Please note that these ratings solely represent the complete review's biased interpretation and subjective opinion of the actual reviews and do not claim to accurately reflect or represent the views of the reviewers. Similarly the illustrative quotes chosen here are merely those the complete review subjectively believes represent the tenor and judgment of the review as a whole. We acknowledge (and remind and warn you) that they may, in fact, be entirely unrepresentative of the actual reviews by any other measure.

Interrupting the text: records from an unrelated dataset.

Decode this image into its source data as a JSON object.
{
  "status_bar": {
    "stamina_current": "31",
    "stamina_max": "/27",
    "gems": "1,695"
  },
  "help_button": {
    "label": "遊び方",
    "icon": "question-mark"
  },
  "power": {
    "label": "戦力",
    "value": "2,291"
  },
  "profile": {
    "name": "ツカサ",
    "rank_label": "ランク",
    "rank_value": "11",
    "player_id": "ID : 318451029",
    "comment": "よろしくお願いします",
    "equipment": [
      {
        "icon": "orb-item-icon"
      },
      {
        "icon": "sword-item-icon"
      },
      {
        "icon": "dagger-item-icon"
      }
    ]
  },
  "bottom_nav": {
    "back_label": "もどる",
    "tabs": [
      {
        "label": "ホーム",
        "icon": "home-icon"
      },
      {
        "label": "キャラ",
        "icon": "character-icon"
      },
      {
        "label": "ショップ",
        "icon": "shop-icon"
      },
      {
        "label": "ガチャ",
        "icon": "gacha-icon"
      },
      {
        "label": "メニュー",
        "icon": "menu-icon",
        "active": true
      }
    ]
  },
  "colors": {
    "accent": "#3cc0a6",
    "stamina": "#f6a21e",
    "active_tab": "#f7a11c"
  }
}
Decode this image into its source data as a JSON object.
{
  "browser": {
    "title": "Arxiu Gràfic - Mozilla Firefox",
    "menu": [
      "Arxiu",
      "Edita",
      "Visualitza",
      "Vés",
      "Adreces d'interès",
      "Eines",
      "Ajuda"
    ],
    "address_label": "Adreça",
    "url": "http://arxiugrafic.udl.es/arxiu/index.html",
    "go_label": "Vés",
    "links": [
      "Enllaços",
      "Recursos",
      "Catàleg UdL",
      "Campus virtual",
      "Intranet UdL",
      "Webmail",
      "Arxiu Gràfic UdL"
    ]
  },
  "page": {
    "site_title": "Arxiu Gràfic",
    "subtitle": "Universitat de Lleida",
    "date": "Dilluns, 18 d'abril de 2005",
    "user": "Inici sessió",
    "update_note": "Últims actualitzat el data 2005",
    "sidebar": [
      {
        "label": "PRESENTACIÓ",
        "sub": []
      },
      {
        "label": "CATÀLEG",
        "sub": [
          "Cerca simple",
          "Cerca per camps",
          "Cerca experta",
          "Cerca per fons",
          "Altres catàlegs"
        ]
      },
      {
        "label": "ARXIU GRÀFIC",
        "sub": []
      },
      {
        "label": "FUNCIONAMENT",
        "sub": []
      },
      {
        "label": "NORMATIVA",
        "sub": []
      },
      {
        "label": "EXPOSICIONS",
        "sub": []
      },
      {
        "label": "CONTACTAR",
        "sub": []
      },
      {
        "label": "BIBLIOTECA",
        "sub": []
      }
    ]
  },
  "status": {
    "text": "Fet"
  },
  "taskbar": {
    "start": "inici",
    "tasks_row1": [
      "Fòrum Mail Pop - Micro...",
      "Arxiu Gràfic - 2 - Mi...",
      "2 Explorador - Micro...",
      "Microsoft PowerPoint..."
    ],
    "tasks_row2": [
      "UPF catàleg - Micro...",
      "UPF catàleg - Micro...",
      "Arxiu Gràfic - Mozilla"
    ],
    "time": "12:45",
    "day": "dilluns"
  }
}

- Return to top of the page -



The complete review's Review:

       The Informers is narrated by Gabriel Santoro, who shares his father's name. Several years earlier, in 1988, the younger Santoro had published a book called A Life in Exile, about the life of a Jewish woman -- a family friend -- who had come to Colombia from Germany as a girl before World War II. The elder Santoro did not take well to the book:

This book is an attack on me, no more, no less, an attempted homicide.
       That wasn't what the son intended -- and for years he wasn't sure why his father reacted so strongly to the book. And the reaction was not simply quiet, seething outrage; instead, the elder Santoro published a vicious review of the book -- and so:
On its own merits, A Life in Exile would have gone unnoticed; my father -- or rather his disproportionate, impetuous, unthinking reaction -- took care of putting the book center stage and focusing all spotlights on it.
       In 1991 father and son are more or less reconciled after the father undergoes a heart operation and turns to his son again, after three years they had spent at a distance. The son felt betrayed by the father's overreaction -- but the father felt betrayed by the book, and it is this betrayal (and what his father is hiding of his past and feels so tremendously guilty about) that the son slowly comes to understand, and that makes up this book, The Informers.
       (Vásquez nests betraying book inside betraying book: an eighty-page postscript describes the reactions to this second book, The Informers, which is, of course, also seen as a betrayal .....)
       Colombia was allied with the United States during World War II, and the Americans pressured the Colombians to clamp down on the local German population. Other vested interests gleefully joined in as Germans were blacklisted, forced to move from coastal areas, and detained. Among the Germans was Konrad Deresser, who wound up an apparent suicide. As, however, becomes clear, the elder Santoro's conduct during this time was not entirely honorable -- and his son's book threatens (so he thinks) to bring all that into the open:
The whole book seemed like a giant trail leading to him, pointing at him. Every time the Hotel Sabaneta is mentioned, he felt incriminated, discovered. Every time the blacklists are discussed in the book, lives damaged or simply affected by the lists, he felt the same.
       Yet the father's final fall comes from yet another betrayal -- a figurative fall that follows a literal (and fatal) fall:
If it was about revising his history, my father -- my revisionist father -- had achieved it with success. But then, he'd committed the error that we all perhaps commit: telling secrets after sex.
       Vásquez ties himself in a few knots with his layers of betrayals -- made all the more obvious with his choice of narrator, as the younger Santoro remains a slippery fellow who offers some documentary evidence (the father's review, obituary, speech) but also some recreated dialogue (in Q & A form) and relies a great deal on hearsay. Structurally the novel is more complex than need be (and/or Vásquez is not quite in adequate enough command of his material to construct his novel as he does). There is some fine writing here, but the betrayals are also not nearly as dramatic as Vásquez tries to build them up as being, which flattens much of the narrative.
       There are obvious similarities between present-day Colombia and the historical wrongs Vásquez addresses, but the most successful part of the novel is the father-son relationship, leaving history, for the most part, aside.
       At one point the father complains:
Later in books we see the important things. But by the time we see them it is already too late. That's the trouble, Gabriel, forgive my frankness, but that's the fucking trouble with books.
       That's also a major part of the trouble of this book, as in The Informers Vásquez tries far too hard to make that point (rather than just letting the story and the telling make the point for him).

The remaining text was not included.